14/03/2024
Hoy hace 4 años se declaró el primer Estado de Alarma por la pandemia de . Después de todo lo sucedido, poco hemos aprendido como país. Empezando por no tener una normativa que se adecúe a estas circunstancias (recordemos que el Real Decreto del Estado de Alarma fue declarado inconstitucional). Esperemos que no, pero, ¿y si algo parecido volviera a suceder? Estamos en pañales normativos todavía. ¿En serio nuestros dirigentes no se han puesto con esto, en 4 años?
Obviando en este comentario todos los demás aspectos, que sin duda son importantes, si algo ha quedado de la pandemia es una Administración Pública superada en todos los aspectos, y que sigue sin ser lo que debe ser, una ayuda para los ciudadanos. Al contrario, se ha convertido en un gran problema para todos nosotros. Todo son problemas, obstáculos, falta de atención, trámites incomprensibles y un largo etcétera.
La administración desapareció el 14 de marzo de 2020 para los ciudadanos. Y en muchos aspectos sigue desaparecida. ¿Cómo es posible que en muchos casos todavía haya problemas para atender presencialmente a la gente, y que siga siendo necesaria la cita previa para todo? Son los únicos que siguen en pandemia.
Los colectivos de asesores, gestores, graduados sociales, abogados, economistas, etc. éramos prácticamente el único cauce entre la ciudadanía y las empresas y las administraciones. Fuimos colectivo esencial, muchas veces muy a nuestro pesar. Puede sonar exagerado, pero no lo es: el sistema siguió funcionando gracias a nosotros. Gestionamos las ayudas, ERTES, trámites interminables, y un sin fin de situaciones que queremos olvidar.

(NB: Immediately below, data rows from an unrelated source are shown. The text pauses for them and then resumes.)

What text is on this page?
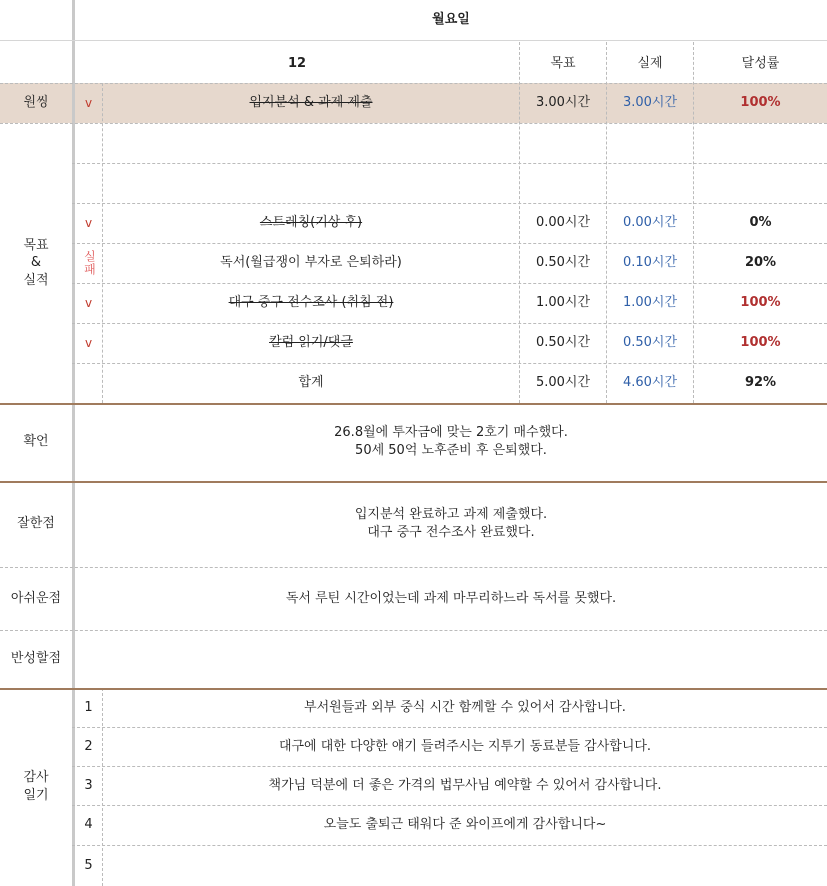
월요일
12	목표	실제	달성률
원씽	v	입지분석 & 과제 제출	3.00시간	3.00시간	100%
목표
&
실적
v	스트레칭(기상 후)	0.00시간	0.00시간	0%
실패	독서(월급쟁이 부자로 은퇴하라)	0.50시간	0.10시간	20%
v	대구 중구 전수조사 (취침 전)	1.00시간	1.00시간	100%
v	칼럼 읽기/댓글	0.50시간	0.50시간	100%
합계	5.00시간	4.60시간	92%
확언
26.8월에 투자금에 맞는 2호기 매수했다.
50세 50억 노후준비 후 은퇴했다.
잘한점
입지분석 완료하고 과제 제출했다.
대구 중구 전수조사 완료했다.
아쉬운점	독서 루틴 시간이었는데 과제 마무리하느라 독서를 못했다.
반성할점
감사
일기
1	부서원들과 외부 중식 시간 함께할 수 있어서 감사합니다.
2	대구에 대한 다양한 얘기 들려주시는 지투기 동료분들 감사합니다.
3	책가님 덕분에 더 좋은 가격의 법무사님 예약할 수 있어서 감사합니다.
4	오늘도 출퇴근 태워다 준 와이프에게 감사합니다~
5
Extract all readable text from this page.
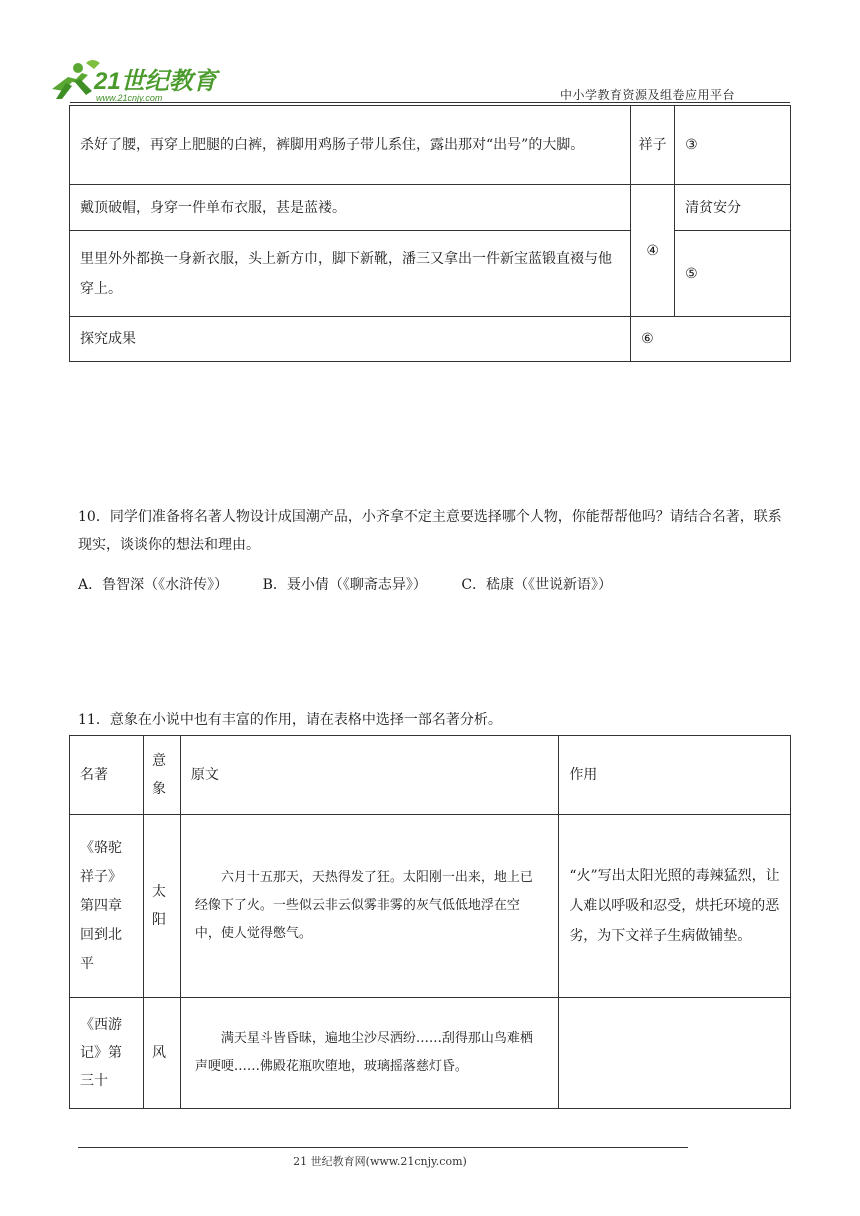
21世纪教育
www.21cnjy.com	中小学教育资源及组卷应用平台
杀好了腰，再穿上肥腿的白裤，裤脚用鸡肠子带儿系住，露出那对“出号”的大脚。	祥子	③
戴顶破帽，身穿一件单布衣服，甚是蓝褛。	④	清贫安分
里里外外都换一身新衣服，头上新方巾，脚下新靴，潘三又拿出一件新宝蓝锻直裰与他穿上。		⑤
探究成果	⑥	
10．同学们准备将名著人物设计成国潮产品，小齐拿不定主意要选择哪个人物，你能帮帮他吗？请结合名著，联系现实，谈谈你的想法和理由。
A．鲁智深（《水浒传》） B．聂小倩（《聊斋志异》） C．嵇康（《世说新语》）
11．意象在小说中也有丰富的作用，请在表格中选择一部名著分析。
名著	意象	原文	作用
《骆驼祥子》第四章回到北平	太阳	六月十五那天，天热得发了狂。太阳刚一出来，地上已经像下了火。一些似云非云似雾非雾的灰气低低地浮在空中，使人觉得憋气。	“火”写出太阳光照的毒辣猛烈，让人难以呼吸和忍受，烘托环境的恶劣，为下文祥子生病做铺垫。
《西游记》第三十	风	满天星斗皆昏昧，遍地尘沙尽洒纷……刮得那山鸟难栖声哽哽……佛殿花瓶吹堕地，玻璃摇落慈灯昏。	
21 世纪教育网(www.21cnjy.com)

Y parece que a la administración eso le gustó, y desde entonces nos trata como si fuéramos sus empleados, cargándonos de obligaciones y más obligaciones que cumplir en todos los ámbitos, muchas de ellas totalmente inútiles. Nos quieren obligar a proporcionarles información que ya tienen y que pueden conseguir si realmente hubiera un efectivo intercambio de información entre administraciones, o, incluso, si cada administración trabajara como es debido. Pero no, es más fácil pedir que se vuelva a dar la información y así trasladar la carga de trabajo a terceros. Y de paso ahorrarse unos duros.
La administración ha convertido a nuestros colectivos en funcionarios, eso sí, sin sueldo. Somos el s**o de boxeo tanto de los ciudadanos y empresas como de la administración; recibimos los golpes por todos lados. De la administración, la carga de trabajo inútil; de los ciudadanos, sus quejas y reproches, como si las obligaciones que tienen que cumplir fueran cosa nuestra.
Nuestro trabajo en esencia es bonito, porque se trata de ayudar a la gente a cumplir con sus obligaciones legales, y hacerlo de la mejor forma posible. Pero se ha convertido en un martirio. No estamos reconocidos por nadie, y eso que somos colectivo esencial. ¿Qué pasaría si hacemos un apagón? Quedaría la cosa guapa.
No podemos, no tenemos tiempo de dedicarnos realmente a nuestra profesión: asesorar, acompañar a las personas, estudiar sus casos, dedicarles tiempo en definitiva. Nos dedicamos básicamente a cumplir obligaciones formales, a enviar información a la Administración, información que muchas veces ya tiene. Y siempre corriendo, teniendo que cumplir unos plazos estresantes. Tanto que se les llena la boca a los políticos con la conciliación, nosotros NO tenemos derecho al descanso, ni a estar desconectados. Podemos recibir notificaciones todos los días a cualquier hora del día. No tenemos derecho al error, a equivocarnos. Tenemos una responsabilidad ingente, que ya no podemos soportar. Muchos compañeros están dejando la profesión, y es de entender.
Necesitamos ser realmente colaboradores de la administración, no sus becarios sin sueldo y sin cotización. Necesitamos que se nos valore y se nos respete.